I want to implement connection shutdown like you suggested, but I am not sure whats the correct way to do it, since my application needs to be constantly connected to the CB servers, should I do it with Connection Manager like the beer example?
Whats the point of shutting down a client when its useless without a connection, I mean a shutdown might be needed by the nodes, but the client is killed in my system if a connection fails so is there still a point for a client shutdown?
Why is the memcached thread suspended? for a month it worked fine and now in 2 days it happend every few hours, could this be related to the configuration fetching problem?
Thanks a lot for the help!
Yuval
Hi,
So I am still having a problem when a new instance tries to connect to the couchbase cluster, other issues seems to be solved.
Again when I have 2 instances running and connected to the cb cluster, I am starting a new instance and I receive this warning after enabling logging
2013-03-28 12:39:08 DEBUG ConfigurationProviderHTTP:? - Attempting to read configuration from URI: http://xx.xxx.xxx.xxx:8091/pools
2013-03-28 12:39:09 WARN ConfigurationProviderHTTP:? - Timed out while reading configuration over HTTP
java.net.SocketTimeoutException: connect timed out
when I try to get http://xx.xxx.xxx.xxx:8091/pools using curl, I am getting the file correctly. from the same server.
what should I do next to solve this issue?
Thanks
For the first issue, you'll want to be calling the .shutdown() method on the client object at the appropriate time. That should make that issue go away.
For the second, I know you have connectivity, but there could be something wrong when trying to get the bucket configuration. Are there any unusual entries in the logs on the cluster?

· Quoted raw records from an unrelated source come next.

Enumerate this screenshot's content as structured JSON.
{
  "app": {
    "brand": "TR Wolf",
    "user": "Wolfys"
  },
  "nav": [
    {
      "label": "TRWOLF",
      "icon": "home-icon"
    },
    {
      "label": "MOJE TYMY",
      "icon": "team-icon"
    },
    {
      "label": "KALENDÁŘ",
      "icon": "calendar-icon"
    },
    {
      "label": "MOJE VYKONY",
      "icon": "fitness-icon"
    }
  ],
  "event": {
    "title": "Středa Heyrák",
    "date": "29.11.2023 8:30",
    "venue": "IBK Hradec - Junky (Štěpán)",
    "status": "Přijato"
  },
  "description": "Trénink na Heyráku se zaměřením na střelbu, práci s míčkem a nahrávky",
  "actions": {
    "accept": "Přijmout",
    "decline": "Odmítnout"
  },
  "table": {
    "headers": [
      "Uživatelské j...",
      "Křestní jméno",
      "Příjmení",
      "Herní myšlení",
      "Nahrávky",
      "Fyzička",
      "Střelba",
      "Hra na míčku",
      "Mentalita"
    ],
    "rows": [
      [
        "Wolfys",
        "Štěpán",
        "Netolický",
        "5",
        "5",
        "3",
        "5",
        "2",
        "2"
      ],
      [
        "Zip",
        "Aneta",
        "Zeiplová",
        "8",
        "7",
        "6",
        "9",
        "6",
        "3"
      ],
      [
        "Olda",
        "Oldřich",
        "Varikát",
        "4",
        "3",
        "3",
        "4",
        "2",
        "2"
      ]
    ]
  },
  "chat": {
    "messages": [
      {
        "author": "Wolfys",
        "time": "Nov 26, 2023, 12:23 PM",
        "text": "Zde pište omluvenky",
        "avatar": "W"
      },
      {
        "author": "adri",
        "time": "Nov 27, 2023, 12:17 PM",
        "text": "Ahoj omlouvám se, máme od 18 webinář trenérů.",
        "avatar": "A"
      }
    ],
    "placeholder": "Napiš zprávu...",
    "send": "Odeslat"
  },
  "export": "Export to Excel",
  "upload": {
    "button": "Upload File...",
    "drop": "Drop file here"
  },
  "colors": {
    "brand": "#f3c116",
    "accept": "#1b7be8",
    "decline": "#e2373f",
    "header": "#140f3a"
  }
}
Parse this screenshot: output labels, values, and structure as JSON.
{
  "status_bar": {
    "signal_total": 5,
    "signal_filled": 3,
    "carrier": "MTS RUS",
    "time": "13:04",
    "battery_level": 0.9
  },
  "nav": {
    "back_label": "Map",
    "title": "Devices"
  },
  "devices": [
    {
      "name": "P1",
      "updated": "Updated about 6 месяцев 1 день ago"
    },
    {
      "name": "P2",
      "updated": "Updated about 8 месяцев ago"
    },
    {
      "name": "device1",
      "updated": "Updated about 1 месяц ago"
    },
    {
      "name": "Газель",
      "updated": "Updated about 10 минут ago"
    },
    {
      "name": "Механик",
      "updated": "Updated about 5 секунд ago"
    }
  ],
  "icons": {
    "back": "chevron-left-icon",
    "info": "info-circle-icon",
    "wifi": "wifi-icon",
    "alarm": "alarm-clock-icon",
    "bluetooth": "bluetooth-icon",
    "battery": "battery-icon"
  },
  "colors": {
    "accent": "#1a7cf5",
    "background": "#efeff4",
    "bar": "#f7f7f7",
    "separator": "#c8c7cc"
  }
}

You may also try getting the configuration for a bucket like a client would. During bootstrap, it'll go to a URL like:
http://(node):8091/pools/default/bucketsStreaming/(bucketname)
You may want to try that with some other HTTP client to see if it's seeing the same thing.
If you want to see this from the Java client, turn the debug to either CONFIG or DEBUG level on com.couchbase.client.vbucket.* (depending on whether you're using JDK logging or Log4J-- see the docs). That would be good info on what exact URL it's trying to retrieve when timing out.